Farklı kentlerden aynı noktaya bakan kadın yönetmenler

Ekoloji Film Günleri’nde yer alan kadın yönetmenler, “eril bir dünya” olarak tanımladıkları sektörde yaşadıkları zorluklara değinerek, kadını ve emeğini görünür kılmaya çalıştıklarını söyledi.

Ekoloji Derneği, Diyarbakır’da 6-8 Mayıs tarihleri arasında düzenlediği Ekoloji Film Günleri etkinliğiyle doğa tahribatlarına dikkati çekti. Ekolojistlerin dayanışmasıyla düzenlenen ve 3 gün süren etkinlikte farklı filmlerle ekolojik tahribatlara değinildi. Filmleriyle izleyicilerle buluşan yönetmen kadınlar, Nalin Acar ve Zelal Sadak ile kadının sinemadaki temsiliyetine ilişkin MA muhabiri Eylem Akdağ'a konuştu.

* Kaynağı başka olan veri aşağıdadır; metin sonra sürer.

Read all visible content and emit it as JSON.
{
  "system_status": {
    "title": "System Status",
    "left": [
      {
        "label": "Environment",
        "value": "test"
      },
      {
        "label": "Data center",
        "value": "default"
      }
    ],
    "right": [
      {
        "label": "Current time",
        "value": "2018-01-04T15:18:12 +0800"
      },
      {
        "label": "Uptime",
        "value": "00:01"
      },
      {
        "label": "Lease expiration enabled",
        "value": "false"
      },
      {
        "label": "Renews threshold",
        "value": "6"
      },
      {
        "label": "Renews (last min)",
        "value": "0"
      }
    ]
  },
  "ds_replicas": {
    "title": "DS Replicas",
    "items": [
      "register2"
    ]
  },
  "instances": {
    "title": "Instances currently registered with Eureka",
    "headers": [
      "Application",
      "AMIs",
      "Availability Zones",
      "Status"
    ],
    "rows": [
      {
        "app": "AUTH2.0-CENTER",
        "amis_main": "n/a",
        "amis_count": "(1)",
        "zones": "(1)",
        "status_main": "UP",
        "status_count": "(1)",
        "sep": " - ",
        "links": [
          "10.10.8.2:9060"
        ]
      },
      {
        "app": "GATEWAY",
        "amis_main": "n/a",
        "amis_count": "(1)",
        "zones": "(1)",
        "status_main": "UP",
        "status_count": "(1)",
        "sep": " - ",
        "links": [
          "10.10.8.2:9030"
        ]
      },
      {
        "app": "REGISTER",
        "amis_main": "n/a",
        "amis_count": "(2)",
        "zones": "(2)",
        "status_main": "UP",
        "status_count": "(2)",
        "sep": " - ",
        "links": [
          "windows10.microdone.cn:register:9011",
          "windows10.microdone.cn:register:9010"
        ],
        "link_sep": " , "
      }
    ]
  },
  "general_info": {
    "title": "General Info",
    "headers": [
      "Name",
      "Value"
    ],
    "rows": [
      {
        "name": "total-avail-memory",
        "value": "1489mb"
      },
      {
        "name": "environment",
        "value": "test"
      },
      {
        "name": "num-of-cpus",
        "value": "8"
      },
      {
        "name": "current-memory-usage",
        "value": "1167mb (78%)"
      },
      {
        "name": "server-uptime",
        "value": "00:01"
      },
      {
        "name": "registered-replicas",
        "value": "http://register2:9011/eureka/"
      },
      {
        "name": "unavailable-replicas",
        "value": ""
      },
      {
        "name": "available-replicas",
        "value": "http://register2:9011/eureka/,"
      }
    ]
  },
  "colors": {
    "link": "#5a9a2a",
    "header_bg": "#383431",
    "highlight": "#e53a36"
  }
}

Etkinliğin ilk gününde “Taş ve Su” belgeseliyle sular altında kalan tarihi Hasankeyf’e dikkati çeken Batmanlı yönetmen Nalin Acar, ilk filminde sular altında kalan tarihi Hasankeyf’i konu aldı.

Farklı kentlerden aynı noktaya bakmak

Sinema alanında hem Kürt hem kadın olmanın zorluklarına değinen Acar, “Zorlukları var tabi. Negatif etkileri var. Hem Kürt hem sinemacı olmak gerçekten zor. Temsil ettiğin konular ve ele aldığın film, zaten seni politik bir yere götürüyor. Bunun yanında kadın olmak başlı başına bir politiklik oluyor. Çünkü sinema çok eril bir dünya ve kadınların kendilerini burada var etmeleri ekstra bir çaba, enerji gerektiriyor. ‘Elime kamerayı alıp çekiyorum’ dediğinde bile kadın olmanın verdiği eksiden başlama durumu var. En yakınında kamerayı tutan bir erkek olduğunda en başta kendini ona ispat etmen gerekiyor. Her anlamda bir şekilde hem eril dünyadan hem de devletten darbe yiyorsun. Diğer kadın arkadaşlarımın da filmlerindeki süreç kadınlarla yapıldı, kadın arkadaşlarla yaptık. Evet, hepimiz farklı farklı kentlere bakıyoruz, ama hepimiz aslında kadın olarak belli bir şeye bakıyorduk. Bunu filmlerin sonraki sürecinde görmüştük. Kadın olmayı ekoloji ve doğadan ayrı düşünemeyiz. Kadının doğasını anlattığımız anda aslında ekolojiye dair birçok söz söylemiş oluyoruz. Diğer arkadaşlarımızın filmlerinde de ortak bir noktamız var. Kentte, yaşama, insana, doğaya dair çok söz söylendi, bütün filmlerde ortaklaşan bir noktaydı bu.” dedi.

"Derdim iyi bir film yapmak değil, kadının doğa ile olan uyum gerçeğini anlatabilmek"

“Aşevçiler, Rüyalar, Otlar” filmiyle kadının emeği ve yerli tohumun önemini beyaz perdeye taşıyan yönetmen Zelal Sadak ise 2016 yılından bu yana sinema sektöründe. “Aşevçiler, Rüyalar, Otlar”ın ikinci filmi olduğunu aktaran Sadak, ilk filminde Kürt diasporasındaki kadınları ele aldığını söyledi. İki filminde de kadın temasını işleyen Sadak, şöyle devam etti: “Derdim onları anlatmak. Coğrafyada oluşan kadının gücü, ülkede politik olarak yaşanan kadın kıyımından ötürü çekmek istiyorum. Derdim iyi film yapmak değil, derdim kadının çarşı, bahçe ve ekolojinin ne kadar müthiş bir uyum içerisinde olduğu gerçeğini anlatabilmek. Derdimi anlatabilmem benim için daha önemli ve devamını da getireceğim.”